Recurrent outbreaks of Ebola hemorrhagic fever in several countries of equatorial Africa have been noted in recent years. Along with the 2014 rampant outbreak, they occur in remote areas where advanced medical support systems are in short supply and timely diagnostic services are extremely difficult to provide.
In addition, there are a myriad of technical and logistical pitfalls concerning the launch of adequate diagnostic support, as these regions are burdened with cultural differences and occasionally hostile behavior. A supply of primary on-site diagnostics, including confounding differential diagnosis, may aid in the management of individual patients, as well as with the outbreak in general.
Ebola virus in the blood of a patient with Ebola hemorrhagic fever. Image Credit: Kateryna Kon / Shutterstock.com
Diagnostic algorithm for Ebola
Ebola hemorrhagic fever can be suspected in a person with a fever and a history of travel to an endemic area, although it is hard to pinpoint the exact cause based only on the early, non-specific symptoms. Acute and severe febrile diseases are represented with a wide range of causes in areas endemic for Ebola virus, with the most common being malaria and typhoid fever (and also Chikungunya, yellow fever, meningococcal septicemia, leptospirosis or relapsing fever).
If a person shows early symptoms of Ebola, and was in contact with a blood or bodily fluids of an infected patient or animal, isolation and notification of public health professionals are mandatory. Samples taken from the patient are then collected in order to confirm the infection by laboratory tests, usually carried out in national and international reference centers.
Laboratory diagnosis of Ebola is achieved in two ways: detection of infectious particles (or particle components) in affected individuals and measurement of specific immune responses to Ebola virus. Real-time polymerase chain reaction (RT-PCR) and ELISA antigen detection assay represent principal methods to diagnose an acute infection. Viral antigen and nucleic acid can be detected in blood from the third day of the disease.
For antibody detection, usually direct IgG and IgM ELISA and IgM capture ELISA are employed. IgM antibodies can appear two days upon onset of symptoms and last for several months. IgG-specific antibodies develop between day 6 and 18 after onset and persist for many years.
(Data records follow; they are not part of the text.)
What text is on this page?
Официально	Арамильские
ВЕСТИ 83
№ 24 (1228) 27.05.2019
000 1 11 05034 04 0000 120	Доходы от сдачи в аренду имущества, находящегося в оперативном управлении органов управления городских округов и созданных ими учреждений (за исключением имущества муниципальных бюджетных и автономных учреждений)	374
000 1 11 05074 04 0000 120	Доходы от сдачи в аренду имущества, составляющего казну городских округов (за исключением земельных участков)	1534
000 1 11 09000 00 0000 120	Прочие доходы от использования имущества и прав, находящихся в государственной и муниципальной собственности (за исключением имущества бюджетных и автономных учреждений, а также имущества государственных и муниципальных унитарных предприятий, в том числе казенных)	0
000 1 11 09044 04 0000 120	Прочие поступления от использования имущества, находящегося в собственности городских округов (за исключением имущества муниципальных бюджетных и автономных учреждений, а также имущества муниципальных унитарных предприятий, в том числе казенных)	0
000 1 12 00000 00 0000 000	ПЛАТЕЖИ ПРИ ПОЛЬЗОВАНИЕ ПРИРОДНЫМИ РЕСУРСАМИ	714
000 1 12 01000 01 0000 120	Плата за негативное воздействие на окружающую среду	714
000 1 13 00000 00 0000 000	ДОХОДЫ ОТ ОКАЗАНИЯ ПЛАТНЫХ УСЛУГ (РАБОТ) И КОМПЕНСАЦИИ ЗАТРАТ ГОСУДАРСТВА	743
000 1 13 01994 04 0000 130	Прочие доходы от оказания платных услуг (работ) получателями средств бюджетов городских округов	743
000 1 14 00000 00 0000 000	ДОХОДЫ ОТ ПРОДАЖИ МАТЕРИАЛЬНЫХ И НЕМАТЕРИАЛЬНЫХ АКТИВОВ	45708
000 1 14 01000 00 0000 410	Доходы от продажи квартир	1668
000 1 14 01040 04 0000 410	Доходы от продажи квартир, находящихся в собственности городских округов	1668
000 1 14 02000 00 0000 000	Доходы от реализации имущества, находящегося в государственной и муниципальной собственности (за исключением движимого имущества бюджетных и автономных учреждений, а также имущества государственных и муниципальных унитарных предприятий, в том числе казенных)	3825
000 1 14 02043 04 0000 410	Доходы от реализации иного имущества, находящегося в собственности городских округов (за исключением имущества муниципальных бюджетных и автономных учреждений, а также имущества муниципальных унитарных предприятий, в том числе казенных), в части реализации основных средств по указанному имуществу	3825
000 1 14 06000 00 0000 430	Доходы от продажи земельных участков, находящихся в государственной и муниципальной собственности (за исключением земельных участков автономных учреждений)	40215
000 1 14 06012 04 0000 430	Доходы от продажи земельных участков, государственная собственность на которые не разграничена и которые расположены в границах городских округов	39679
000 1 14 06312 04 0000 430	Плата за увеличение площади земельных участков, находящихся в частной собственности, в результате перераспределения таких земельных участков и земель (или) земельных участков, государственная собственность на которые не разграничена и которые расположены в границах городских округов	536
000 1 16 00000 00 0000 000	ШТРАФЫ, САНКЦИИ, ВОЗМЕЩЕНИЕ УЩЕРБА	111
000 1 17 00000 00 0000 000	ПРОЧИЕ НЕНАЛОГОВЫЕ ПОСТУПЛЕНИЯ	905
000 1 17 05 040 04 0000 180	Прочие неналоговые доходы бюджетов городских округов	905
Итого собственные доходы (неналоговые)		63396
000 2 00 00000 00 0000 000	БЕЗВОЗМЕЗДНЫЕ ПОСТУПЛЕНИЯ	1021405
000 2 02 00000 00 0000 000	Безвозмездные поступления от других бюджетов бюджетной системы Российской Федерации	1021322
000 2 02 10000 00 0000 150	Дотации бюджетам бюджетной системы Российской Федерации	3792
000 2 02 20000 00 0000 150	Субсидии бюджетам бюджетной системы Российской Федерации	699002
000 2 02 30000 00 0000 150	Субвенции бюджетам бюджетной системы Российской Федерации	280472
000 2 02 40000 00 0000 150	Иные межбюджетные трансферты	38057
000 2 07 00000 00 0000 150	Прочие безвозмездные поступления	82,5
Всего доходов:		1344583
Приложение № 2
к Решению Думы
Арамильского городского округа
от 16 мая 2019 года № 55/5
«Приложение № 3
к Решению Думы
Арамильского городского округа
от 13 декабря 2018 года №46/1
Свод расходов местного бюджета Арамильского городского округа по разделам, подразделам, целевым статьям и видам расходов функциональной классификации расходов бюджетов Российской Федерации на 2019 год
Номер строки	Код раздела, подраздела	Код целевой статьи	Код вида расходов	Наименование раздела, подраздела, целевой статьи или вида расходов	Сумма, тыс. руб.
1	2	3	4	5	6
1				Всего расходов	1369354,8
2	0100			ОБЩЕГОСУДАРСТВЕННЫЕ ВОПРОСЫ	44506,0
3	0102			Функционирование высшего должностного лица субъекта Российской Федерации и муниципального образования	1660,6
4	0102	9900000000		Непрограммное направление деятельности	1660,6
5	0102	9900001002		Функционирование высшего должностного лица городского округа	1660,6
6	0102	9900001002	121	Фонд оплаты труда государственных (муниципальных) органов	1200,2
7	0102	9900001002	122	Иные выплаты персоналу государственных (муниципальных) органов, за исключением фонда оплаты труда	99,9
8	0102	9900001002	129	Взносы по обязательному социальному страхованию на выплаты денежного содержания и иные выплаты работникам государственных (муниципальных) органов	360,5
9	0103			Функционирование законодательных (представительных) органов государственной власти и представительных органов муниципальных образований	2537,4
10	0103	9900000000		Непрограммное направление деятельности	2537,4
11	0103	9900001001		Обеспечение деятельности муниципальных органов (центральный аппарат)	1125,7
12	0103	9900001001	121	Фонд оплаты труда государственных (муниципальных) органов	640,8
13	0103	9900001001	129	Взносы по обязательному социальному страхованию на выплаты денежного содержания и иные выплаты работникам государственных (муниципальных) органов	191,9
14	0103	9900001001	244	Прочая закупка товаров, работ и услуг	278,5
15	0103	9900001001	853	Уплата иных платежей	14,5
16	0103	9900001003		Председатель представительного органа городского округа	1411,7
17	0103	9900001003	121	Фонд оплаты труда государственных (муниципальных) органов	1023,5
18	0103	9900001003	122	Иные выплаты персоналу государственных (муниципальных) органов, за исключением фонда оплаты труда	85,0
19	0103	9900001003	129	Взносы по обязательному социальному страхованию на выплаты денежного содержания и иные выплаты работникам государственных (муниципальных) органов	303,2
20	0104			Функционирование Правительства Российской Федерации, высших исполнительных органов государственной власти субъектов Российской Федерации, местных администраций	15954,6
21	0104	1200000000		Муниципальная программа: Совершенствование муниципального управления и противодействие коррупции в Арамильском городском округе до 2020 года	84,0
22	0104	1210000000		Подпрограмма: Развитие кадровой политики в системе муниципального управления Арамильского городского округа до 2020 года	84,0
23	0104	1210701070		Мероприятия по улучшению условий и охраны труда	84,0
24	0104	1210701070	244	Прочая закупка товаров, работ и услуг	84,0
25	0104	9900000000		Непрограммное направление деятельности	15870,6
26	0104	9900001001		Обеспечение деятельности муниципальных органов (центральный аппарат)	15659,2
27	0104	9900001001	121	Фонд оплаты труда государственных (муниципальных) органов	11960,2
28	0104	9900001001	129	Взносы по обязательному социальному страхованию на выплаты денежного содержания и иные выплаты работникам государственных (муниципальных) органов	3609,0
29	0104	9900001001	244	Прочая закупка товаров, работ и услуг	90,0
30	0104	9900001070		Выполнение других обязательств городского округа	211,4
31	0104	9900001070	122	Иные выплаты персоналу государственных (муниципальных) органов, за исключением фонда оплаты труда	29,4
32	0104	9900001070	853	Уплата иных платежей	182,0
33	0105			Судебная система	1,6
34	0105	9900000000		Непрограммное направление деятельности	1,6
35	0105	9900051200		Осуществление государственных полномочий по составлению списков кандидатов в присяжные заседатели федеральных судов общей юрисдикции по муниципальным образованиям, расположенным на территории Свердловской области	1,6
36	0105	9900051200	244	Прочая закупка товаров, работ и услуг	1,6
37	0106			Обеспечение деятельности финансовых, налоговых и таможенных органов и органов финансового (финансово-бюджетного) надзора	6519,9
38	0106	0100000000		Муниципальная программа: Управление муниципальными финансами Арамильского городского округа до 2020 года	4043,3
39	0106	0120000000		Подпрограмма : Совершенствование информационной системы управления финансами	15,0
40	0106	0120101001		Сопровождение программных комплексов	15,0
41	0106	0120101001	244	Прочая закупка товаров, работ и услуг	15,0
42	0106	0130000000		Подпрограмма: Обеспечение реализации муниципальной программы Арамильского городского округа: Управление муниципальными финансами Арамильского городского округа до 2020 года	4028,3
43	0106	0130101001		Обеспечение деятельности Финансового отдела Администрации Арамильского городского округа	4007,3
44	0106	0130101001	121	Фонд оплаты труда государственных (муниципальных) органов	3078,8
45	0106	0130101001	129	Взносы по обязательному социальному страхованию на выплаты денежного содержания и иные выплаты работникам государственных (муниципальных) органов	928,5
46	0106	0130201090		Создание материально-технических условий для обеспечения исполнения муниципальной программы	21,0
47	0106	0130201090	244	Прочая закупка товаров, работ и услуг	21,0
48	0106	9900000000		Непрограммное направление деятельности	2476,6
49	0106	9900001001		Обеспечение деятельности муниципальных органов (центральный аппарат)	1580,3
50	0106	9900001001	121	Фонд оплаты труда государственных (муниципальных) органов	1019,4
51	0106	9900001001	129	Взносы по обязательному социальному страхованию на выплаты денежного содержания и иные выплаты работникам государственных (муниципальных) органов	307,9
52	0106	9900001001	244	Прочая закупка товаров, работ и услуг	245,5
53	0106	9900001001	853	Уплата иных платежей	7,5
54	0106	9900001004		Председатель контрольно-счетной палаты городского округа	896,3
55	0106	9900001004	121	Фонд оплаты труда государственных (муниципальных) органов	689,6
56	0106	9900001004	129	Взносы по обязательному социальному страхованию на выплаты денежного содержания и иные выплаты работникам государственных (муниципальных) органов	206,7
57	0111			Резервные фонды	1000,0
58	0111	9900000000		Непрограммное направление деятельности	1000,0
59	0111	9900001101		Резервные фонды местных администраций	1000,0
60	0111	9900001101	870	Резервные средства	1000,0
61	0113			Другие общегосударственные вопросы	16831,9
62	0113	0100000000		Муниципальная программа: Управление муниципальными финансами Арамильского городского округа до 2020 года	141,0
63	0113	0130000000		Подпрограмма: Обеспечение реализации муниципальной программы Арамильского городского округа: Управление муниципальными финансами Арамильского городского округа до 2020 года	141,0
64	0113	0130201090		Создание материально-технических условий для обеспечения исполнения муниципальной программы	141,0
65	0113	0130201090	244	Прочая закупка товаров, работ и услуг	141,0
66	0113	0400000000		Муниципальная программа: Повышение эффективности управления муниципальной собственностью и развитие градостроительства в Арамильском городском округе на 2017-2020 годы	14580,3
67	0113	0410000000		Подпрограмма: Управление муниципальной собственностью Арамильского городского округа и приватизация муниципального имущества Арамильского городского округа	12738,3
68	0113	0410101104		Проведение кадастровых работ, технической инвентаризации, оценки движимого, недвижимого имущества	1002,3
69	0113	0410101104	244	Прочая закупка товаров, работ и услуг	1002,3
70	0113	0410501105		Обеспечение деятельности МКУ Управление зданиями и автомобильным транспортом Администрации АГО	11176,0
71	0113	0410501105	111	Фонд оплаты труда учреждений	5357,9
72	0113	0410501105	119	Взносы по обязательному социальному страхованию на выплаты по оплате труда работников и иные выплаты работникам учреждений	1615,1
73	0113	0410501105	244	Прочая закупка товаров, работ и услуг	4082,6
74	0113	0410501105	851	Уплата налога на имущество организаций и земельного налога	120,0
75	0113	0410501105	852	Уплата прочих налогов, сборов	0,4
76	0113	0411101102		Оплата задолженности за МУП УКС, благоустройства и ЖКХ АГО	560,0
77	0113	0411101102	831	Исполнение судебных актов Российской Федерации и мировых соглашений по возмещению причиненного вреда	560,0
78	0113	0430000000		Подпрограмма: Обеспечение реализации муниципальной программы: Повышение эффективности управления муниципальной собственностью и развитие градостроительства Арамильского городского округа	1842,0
A finding of IgM positivity or a rising IgG titre represents a compelling presumptive evidence for the diagnosis of Ebola. On the other hand, decreasing IgM or a four-fold increase of IgG titres (and sometimes even both) in successive paired serum samples suggests a recent infection.
Only materials rendered non-infectious can be used for testing. Using heat inactivation or gamma irradiation from a radioisotope cobalt-60 source can efficiently inactivate the virus for antigen and antibody detection systems. Likewise, purification of the viral RNA for subsequent amplification is usually done from materials treated with guanidinium isothiocyanate (general protein denaturant).
Ebola 101 | National Geographic
Management of the disease
As no specific medicine has been proven effective against Ebola virus, current treatment strategies are principally symptomatic and supportive. In developing countries with low healthcare standards, these strategies include isolation, fluid substitution (preferably intravenously) and the addition of broad spectrum antibiotics, antipyretics and analgesics where needed.
Isolation of patients and the adherence to strict barrier nursing procedures (such as protective clothing and respirators) have successfully interrupted transmission in hospital settings in rural parts of Africa. Various methods to ensure barrier nursing, proper waste disposal and other pivotal components inexpensively and practically in Africa have been created, with available field-tested manuals.
In developed healthcare systems with adequate isolation units, appropriate intensive care treatment is advised and directed towards maintaining an effective blood volume, electrolyte balance and oxygen status. Serious complications such as renal failure, cerebral edema, coagulation disorders, secondary bacterial infection and shock have to be properly managed.
Apart from some experimental treatments in animals, no strategy has proved successful in treating Ebola virus infections in humans. Convalescent blood or serum for passive immunization has been used to treat the infected patients, but the success is controversial. A potential strategy might be to slow down viral replication and disease progression in order to allow both innate and adaptive immune responses to overcome the infection, as the immune system is central in surviving the Ebola.